Bonomo’s most likely source for those epigraphic finds in Styria that he had not seen for himself, is the humanist and antiquarian Augustinus Prygl Tyfernus (likely dates 1470 – 1537), who was proven to be well known to the Bishop of Trieste. In 1865 Theodor Mommsen had gone so far as to call him the “Father of Epigraphy in Germany”. It is more than likely that Tyfernus was the first expert to see the bronze statue of the Youth of Magdalensberg with his own eyes. The statue had been discovered in 1502 in Carinthia and was able to give a report of it to his numerous humanist-educated friends on both sides of the Alps. Stanko Kokole therefore concludes that ultimately the contents of the brief Latin “find report” in the Inscriptiones sacrosanctae vetustatis can also be traced to Tyfernus (S.CCCXCVII).

What is striking about the commentaries on the Youth of Magdalensberg written by the humanists of the early 16th century is that although they dealt with questions relating to the inscription and iconography, at no time did they expressly comment on the clearly excellent quality of the statue.

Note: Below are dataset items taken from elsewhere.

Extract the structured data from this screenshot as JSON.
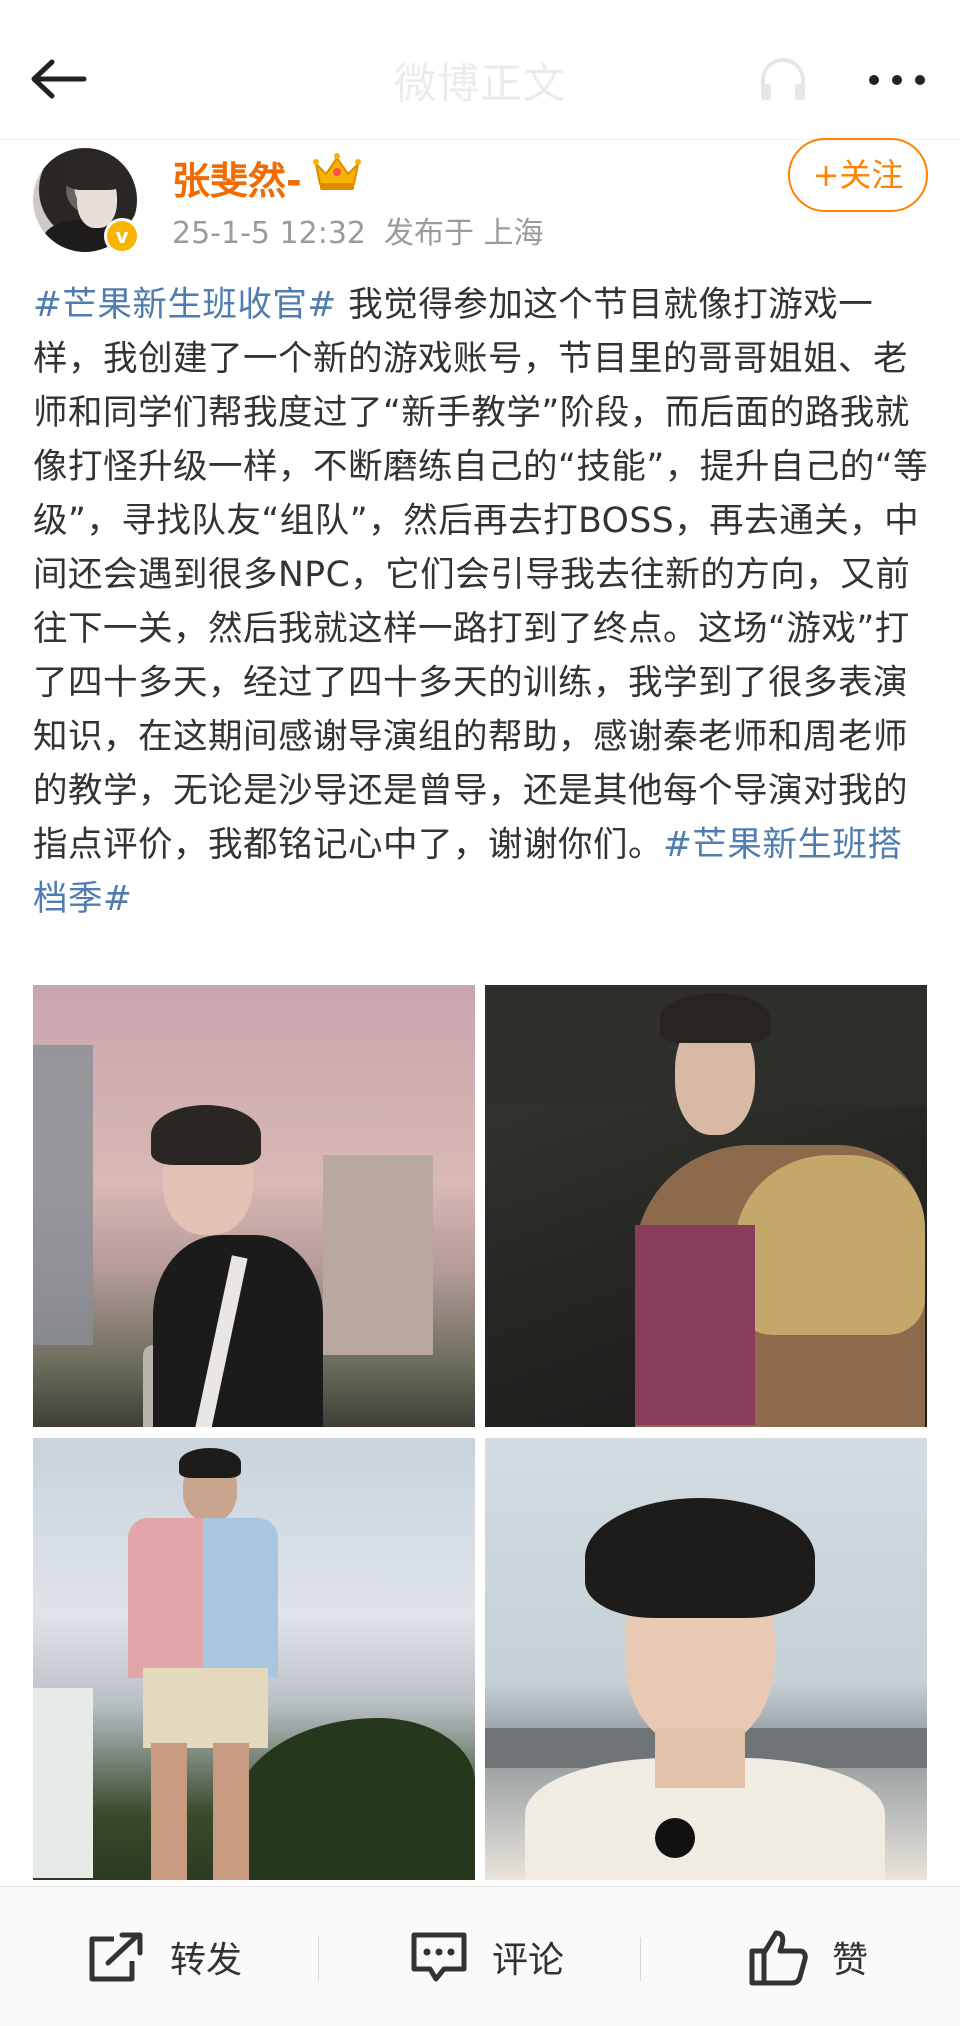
{
  "header": {
    "title": "微博正文",
    "back_icon": "arrow-left-icon",
    "listen_icon": "headphones-icon",
    "more_icon": "more-dots-icon"
  },
  "user": {
    "name": "张斐然-",
    "badge_icon": "crown-icon",
    "verified_icon": "verified-badge-icon",
    "date": "25-1-5 12:32",
    "location": "发布于 上海",
    "follow_label": "+关注"
  },
  "post": {
    "hashtag1": "#芒果新生班收官#",
    "body": " 我觉得参加这个节目就像打游戏一样，我创建了一个新的游戏账号，节目里的哥哥姐姐、老师和同学们帮我度过了“新手教学”阶段，而后面的路我就像打怪升级一样，不断磨练自己的“技能”，提升自己的“等级”，寻找队友“组队”，然后再去打BOSS，再去通关，中间还会遇到很多NPC，它们会引导我去往新的方向，又前往下一关，然后我就这样一路打到了终点。这场“游戏”打了四十多天，经过了四十多天的训练，我学到了很多表演知识，在这期间感谢导演组的帮助，感谢秦老师和周老师的教学，无论是沙导还是曾导，还是其他每个导演对我的指点评价，我都铭记心中了，谢谢你们。",
    "hashtag2": "#芒果新生班搭档季#"
  },
  "actions": {
    "repost_label": "转发",
    "comment_label": "评论",
    "like_label": "赞"
  },
  "colors": {
    "username": "#f26a00",
    "hashtag": "#507daf",
    "follow": "#ff8200",
    "meta": "#9b9b9b"
  }
}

The briefly sketched fortuna critica of the Youth of Magdalensberg between 1502 and 1534 can be considered as an illustration of Erwin Panofsky’s observation about the reception of classical antiquity north of the Alps at the time of the Renaissance: “In the north the Rinascimento dell’Antichità was at first only a purely literary and antiquarian affair. Artists remained completely aloof and scholars, who were the true vectors of the movement, were not only unable to give aesthetic approval to the monuments, but even to view them aesthetically”.1

 


Jacob Burckhardt (1818-97)


Copy of the Youth of Magdalensberg,
Vienna, Kunsthistorisches Museum


Inscriptiones sacrosanctae vetustatis


Augustinus Prygl Tyfernus: epigraphic compendium

 
Copyright (c) 2005 Verein zur Förderung des Kunsthistorischen Institutes Florenz e.V.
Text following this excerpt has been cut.